Specifically, the Statcast Search from BaseballSavant typically includes data from the night before by 0700 EST. But, every once in a while the data isn’t updated at the time. Sometimes it’s updated within an hour, sometimes a few hours. Rather than having to manually retry the scrape job and then redeploying the apps that relied on the updated data, I wanted an automated solution that would simply retry the scrape until the latest data had been acquired.

Here’s how I handled it.

The approach and function are based on a gist from David Sparks and this function from Ian Lyttle.

First, I needed to include a line of code in the basic scrape function that would creat a variable that would indicate whether the updated data was acquired. Here’s what that looks like:

didItWork <- length(payload$game_date)

assign("didItWork", didItWork, envir = .GlobalEnv)

The first line of code creates an object, didItWork, that holds the length of the game_date column from the dataframe containing the scraped data from the night before (i.e. payload).
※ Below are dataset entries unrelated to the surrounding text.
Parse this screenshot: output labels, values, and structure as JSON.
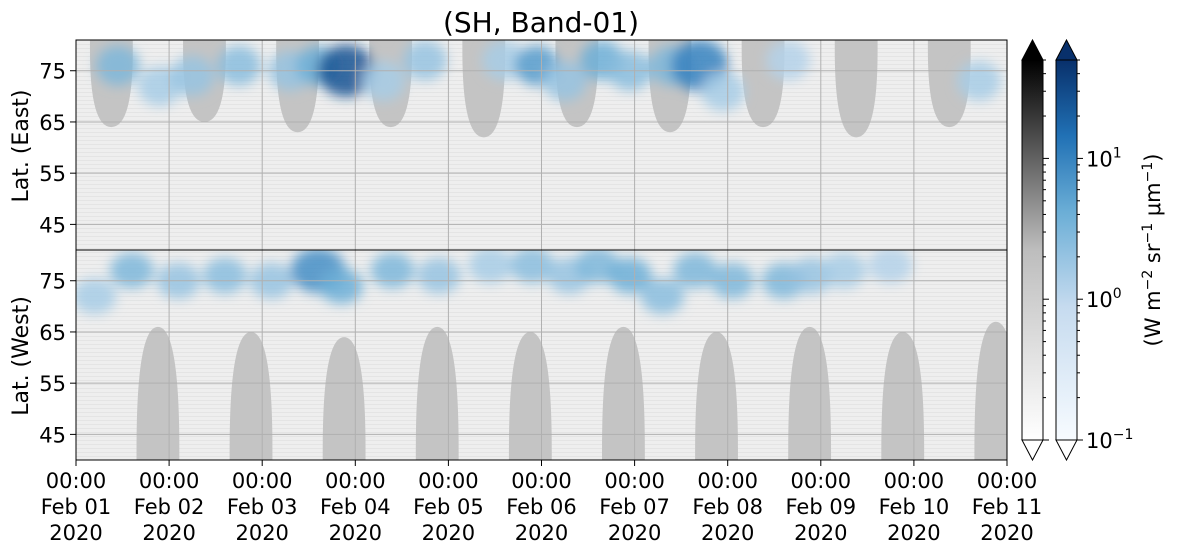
{
  "chart_data": {
    "type": "heatmap",
    "title": "(SH, Band-01)",
    "colorbar_label": "(W m$^{-2}$ sr$^{-1}$ μm$^{-1}$)",
    "colormaps": [
      "gray",
      "Blues"
    ],
    "colorbar_scale": "log",
    "colorbar_range": [
      0.1,
      50
    ],
    "colorbar_ticks": [
      {
        "base": "10",
        "exp": "−1",
        "value": 0.1
      },
      {
        "base": "10",
        "exp": "0",
        "value": 1
      },
      {
        "base": "10",
        "exp": "1",
        "value": 10
      }
    ],
    "colorbar_extend": "both",
    "upper_panel": {
      "ylabel": "Lat. (East)",
      "ylim": [
        40,
        81
      ],
      "yticks": [
        "45",
        "55",
        "65",
        "75"
      ],
      "ytick_values": [
        45,
        55,
        65,
        75
      ]
    },
    "lower_panel": {
      "ylabel": "Lat. (West)",
      "ylim": [
        81,
        40
      ],
      "yticks": [
        "75",
        "65",
        "55",
        "45"
      ],
      "ytick_values": [
        75,
        65,
        55,
        45
      ]
    },
    "x_range": [
      "2020-02-01 00:00",
      "2020-02-11 00:00"
    ],
    "x_days": [
      "2020-02-01",
      "2020-02-02",
      "2020-02-03",
      "2020-02-04",
      "2020-02-05",
      "2020-02-06",
      "2020-02-07",
      "2020-02-08",
      "2020-02-09",
      "2020-02-10",
      "2020-02-11"
    ],
    "xticks": [
      {
        "time": "00:00",
        "date": "Feb 01",
        "year": "2020"
      },
      {
        "time": "00:00",
        "date": "Feb 02",
        "year": "2020"
      },
      {
        "time": "00:00",
        "date": "Feb 03",
        "year": "2020"
      },
      {
        "time": "00:00",
        "date": "Feb 04",
        "year": "2020"
      },
      {
        "time": "00:00",
        "date": "Feb 05",
        "year": "2020"
      },
      {
        "time": "00:00",
        "date": "Feb 06",
        "year": "2020"
      },
      {
        "time": "00:00",
        "date": "Feb 07",
        "year": "2020"
      },
      {
        "time": "00:00",
        "date": "Feb 08",
        "year": "2020"
      },
      {
        "time": "00:00",
        "date": "Feb 09",
        "year": "2020"
      },
      {
        "time": "00:00",
        "date": "Feb 10",
        "year": "2020"
      },
      {
        "time": "00:00",
        "date": "Feb 11",
        "year": "2020"
      }
    ],
    "grid": true,
    "no_data_color": "#c4c4c4",
    "no_data_regions_east": [
      {
        "day": 0.38,
        "min_lat": 64
      },
      {
        "day": 1.38,
        "min_lat": 65
      },
      {
        "day": 2.38,
        "min_lat": 63
      },
      {
        "day": 3.38,
        "min_lat": 64
      },
      {
        "day": 4.38,
        "min_lat": 62
      },
      {
        "day": 5.38,
        "min_lat": 64
      },
      {
        "day": 6.38,
        "min_lat": 63
      },
      {
        "day": 7.38,
        "min_lat": 64
      },
      {
        "day": 8.38,
        "min_lat": 62
      },
      {
        "day": 9.38,
        "min_lat": 64
      }
    ],
    "no_data_regions_west": [
      {
        "day": 0.88,
        "min_lat": 66
      },
      {
        "day": 1.88,
        "min_lat": 65
      },
      {
        "day": 2.88,
        "min_lat": 64
      },
      {
        "day": 3.88,
        "min_lat": 66
      },
      {
        "day": 4.88,
        "min_lat": 65
      },
      {
        "day": 5.88,
        "min_lat": 66
      },
      {
        "day": 6.88,
        "min_lat": 65
      },
      {
        "day": 7.88,
        "min_lat": 66
      },
      {
        "day": 8.88,
        "min_lat": 65
      },
      {
        "day": 9.88,
        "min_lat": 67
      }
    ],
    "aurora_blobs_east": [
      {
        "day": 0.45,
        "lat": 76,
        "value": 3
      },
      {
        "day": 0.9,
        "lat": 72,
        "value": 1.5
      },
      {
        "day": 1.25,
        "lat": 74,
        "value": 2
      },
      {
        "day": 1.75,
        "lat": 76,
        "value": 2.5
      },
      {
        "day": 2.3,
        "lat": 75,
        "value": 2
      },
      {
        "day": 2.6,
        "lat": 76,
        "value": 4
      },
      {
        "day": 2.9,
        "lat": 75,
        "value": 25
      },
      {
        "day": 3.3,
        "lat": 73,
        "value": 1.5
      },
      {
        "day": 3.75,
        "lat": 77,
        "value": 2
      },
      {
        "day": 4.6,
        "lat": 77,
        "value": 1.5
      },
      {
        "day": 4.95,
        "lat": 76,
        "value": 6
      },
      {
        "day": 5.25,
        "lat": 73,
        "value": 2
      },
      {
        "day": 5.65,
        "lat": 77,
        "value": 4
      },
      {
        "day": 5.95,
        "lat": 75,
        "value": 2.5
      },
      {
        "day": 6.4,
        "lat": 76,
        "value": 3
      },
      {
        "day": 6.7,
        "lat": 76,
        "value": 10
      },
      {
        "day": 6.95,
        "lat": 71,
        "value": 1.5
      },
      {
        "day": 7.65,
        "lat": 77,
        "value": 1.2
      },
      {
        "day": 9.7,
        "lat": 73,
        "value": 1.5
      }
    ],
    "aurora_blobs_west": [
      {
        "day": 0.2,
        "lat": 72,
        "value": 1.5
      },
      {
        "day": 0.6,
        "lat": 77,
        "value": 3
      },
      {
        "day": 1.1,
        "lat": 75,
        "value": 2
      },
      {
        "day": 1.6,
        "lat": 76,
        "value": 2.5
      },
      {
        "day": 2.1,
        "lat": 75,
        "value": 2
      },
      {
        "day": 2.6,
        "lat": 77,
        "value": 8
      },
      {
        "day": 2.85,
        "lat": 74,
        "value": 4
      },
      {
        "day": 3.4,
        "lat": 77,
        "value": 3
      },
      {
        "day": 3.9,
        "lat": 76,
        "value": 2
      },
      {
        "day": 4.45,
        "lat": 78,
        "value": 1.5
      },
      {
        "day": 4.9,
        "lat": 78,
        "value": 2.5
      },
      {
        "day": 5.3,
        "lat": 76,
        "value": 2
      },
      {
        "day": 5.6,
        "lat": 78,
        "value": 3
      },
      {
        "day": 5.95,
        "lat": 76,
        "value": 4
      },
      {
        "day": 6.3,
        "lat": 72,
        "value": 2.5
      },
      {
        "day": 6.65,
        "lat": 77,
        "value": 3
      },
      {
        "day": 7.05,
        "lat": 75,
        "value": 3
      },
      {
        "day": 7.6,
        "lat": 75,
        "value": 3
      },
      {
        "day": 7.9,
        "lat": 76,
        "value": 2
      },
      {
        "day": 8.25,
        "lat": 77,
        "value": 1.5
      },
      {
        "day": 8.75,
        "lat": 78,
        "value": 1.2
      }
    ]
  }
}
If the newest data isn’t available, payload$game_date comes back with a length of 0. The second line of code then assigns this object to the Global Environment.
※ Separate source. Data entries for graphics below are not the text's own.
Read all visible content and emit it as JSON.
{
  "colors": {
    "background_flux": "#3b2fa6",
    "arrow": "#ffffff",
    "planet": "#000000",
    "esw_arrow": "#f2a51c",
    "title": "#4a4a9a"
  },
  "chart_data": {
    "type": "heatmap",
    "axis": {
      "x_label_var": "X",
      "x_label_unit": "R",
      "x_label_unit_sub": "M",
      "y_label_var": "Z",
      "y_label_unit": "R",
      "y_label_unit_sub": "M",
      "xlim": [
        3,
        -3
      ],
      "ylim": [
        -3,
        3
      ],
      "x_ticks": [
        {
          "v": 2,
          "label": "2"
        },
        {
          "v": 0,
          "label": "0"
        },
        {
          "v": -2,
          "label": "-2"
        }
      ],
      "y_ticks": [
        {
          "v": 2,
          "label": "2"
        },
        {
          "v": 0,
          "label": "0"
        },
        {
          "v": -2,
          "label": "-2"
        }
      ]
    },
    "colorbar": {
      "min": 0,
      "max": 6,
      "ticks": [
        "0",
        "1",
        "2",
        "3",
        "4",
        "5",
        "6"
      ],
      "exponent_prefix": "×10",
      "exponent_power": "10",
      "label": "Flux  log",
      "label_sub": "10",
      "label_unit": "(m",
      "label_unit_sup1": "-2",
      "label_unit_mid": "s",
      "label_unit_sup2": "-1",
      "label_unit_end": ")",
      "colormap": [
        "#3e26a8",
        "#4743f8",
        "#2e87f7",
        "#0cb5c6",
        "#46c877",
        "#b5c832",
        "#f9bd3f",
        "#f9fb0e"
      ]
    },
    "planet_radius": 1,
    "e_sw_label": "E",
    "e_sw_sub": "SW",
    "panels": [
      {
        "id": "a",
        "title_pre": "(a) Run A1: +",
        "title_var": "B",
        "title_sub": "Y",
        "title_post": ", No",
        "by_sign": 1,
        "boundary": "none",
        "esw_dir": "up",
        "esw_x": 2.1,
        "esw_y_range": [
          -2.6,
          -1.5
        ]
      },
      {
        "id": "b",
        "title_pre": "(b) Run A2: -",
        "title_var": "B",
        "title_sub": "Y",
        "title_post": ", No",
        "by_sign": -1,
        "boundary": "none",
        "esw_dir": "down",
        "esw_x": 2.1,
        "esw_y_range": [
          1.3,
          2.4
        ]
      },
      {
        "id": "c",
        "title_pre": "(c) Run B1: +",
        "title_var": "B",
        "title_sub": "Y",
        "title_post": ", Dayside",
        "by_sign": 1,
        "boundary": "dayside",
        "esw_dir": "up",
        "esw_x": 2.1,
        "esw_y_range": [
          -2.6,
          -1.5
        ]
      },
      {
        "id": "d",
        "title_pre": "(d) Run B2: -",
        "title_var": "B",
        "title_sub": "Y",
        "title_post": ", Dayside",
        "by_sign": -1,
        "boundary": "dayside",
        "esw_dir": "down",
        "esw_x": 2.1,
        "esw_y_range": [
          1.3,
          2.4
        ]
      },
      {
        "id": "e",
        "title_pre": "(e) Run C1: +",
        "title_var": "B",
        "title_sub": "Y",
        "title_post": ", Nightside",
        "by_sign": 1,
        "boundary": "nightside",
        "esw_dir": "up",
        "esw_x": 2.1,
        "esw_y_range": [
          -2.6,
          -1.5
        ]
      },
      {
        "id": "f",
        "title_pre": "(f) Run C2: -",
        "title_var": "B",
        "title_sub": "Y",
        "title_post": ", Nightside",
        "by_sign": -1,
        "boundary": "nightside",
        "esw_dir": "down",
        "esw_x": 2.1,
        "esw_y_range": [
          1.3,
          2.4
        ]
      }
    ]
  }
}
Next, I wrote a function that takes as it’s main argument the scraping function (.f). You can also set the maximum number of retry attempts before stoppping (max_attempts) and how many seconds inbetween attempts the function should wait before trying again (wait_seconds).
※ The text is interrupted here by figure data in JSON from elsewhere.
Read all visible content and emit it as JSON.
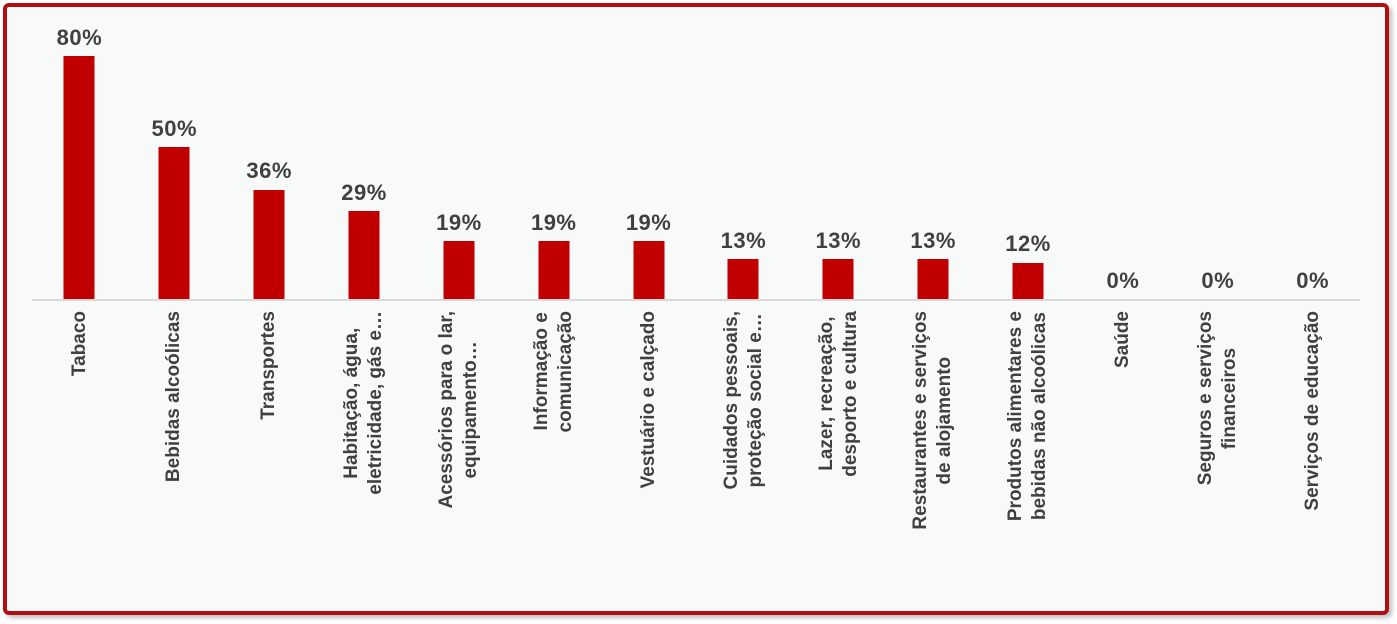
{
  "window": {
    "background": "#FFFFFF"
  },
  "frame": {
    "border_color": "#B00E12",
    "background": "#F8F9F9",
    "shadow": "soft gray drop shadow bottom-right"
  },
  "chart_data": {
    "type": "bar",
    "title": "",
    "subtitle": "",
    "xlabel": "",
    "ylabel": "",
    "categories": [
      "Tabaco",
      "Bebidas alcoólicas",
      "Transportes",
      "Habitação, água,\neletricidade, gás e…",
      "Acessórios para o lar,\nequipamento…",
      "Informação e\ncomunicação",
      "Vestuário e calçado",
      "Cuidados pessoais,\nproteção social e…",
      "Lazer, recreação,\ndesporto e cultura",
      "Restaurantes e serviços\nde alojamento",
      "Produtos alimentares e\nbebidas não alcoólicas",
      "Saúde",
      "Seguros e serviços\nfinanceiros",
      "Serviços de educação"
    ],
    "values": [
      80,
      50,
      36,
      29,
      19,
      19,
      19,
      13,
      13,
      13,
      12,
      0,
      0,
      0
    ],
    "value_labels": [
      "80%",
      "50%",
      "36%",
      "29%",
      "19%",
      "19%",
      "19%",
      "13%",
      "13%",
      "13%",
      "12%",
      "0%",
      "0%",
      "0%"
    ],
    "ylim": [
      0,
      96
    ],
    "grid": false,
    "legend": false,
    "category_label_rotation_deg": 90,
    "bar_color": "#C00000",
    "data_label_color": "#404040",
    "category_label_color": "#404040",
    "axis_line_color": "#D9D9D9"
  }
}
The function runs the scrape function and then checks to see whether didItWork is greater than 0 (indicating new data was obtained). If the new data was obtained, the function simmply returns the output of the scrape function. If the new data wasn’t obtained, the function waits however many seconds the user chose, and then attempts to execute the scrape function again:

retry_function <- function(.f, max_attempts = 5,
                           wait_seconds = 5) {
  
  force(max_attempts)
  force(wait_seconds)
  
  for (i in seq_len(max_attempts)) {
    output <- .f
    if (didItWork > 0) {
      return(output)
    }
    
    else {
      
      if (wait_seconds > 0) {
        message(paste0("Retrying at ", Sys.time() + wait_seconds))
        Sys.sleep(wait_seconds)
      }
    }
  }
  
  stop()
}

Here’s an example of how I use it:

retry_function(update_statcast_function(), 
        max_attempts = 10, wait_seconds = 1800)  

The update_statcast_function() will retry up to 10 times every 30 minutes until the data from the night before is obtained. That means if the data isn’t available at 0700 EST the job will automatically keep trying until 1200 EST.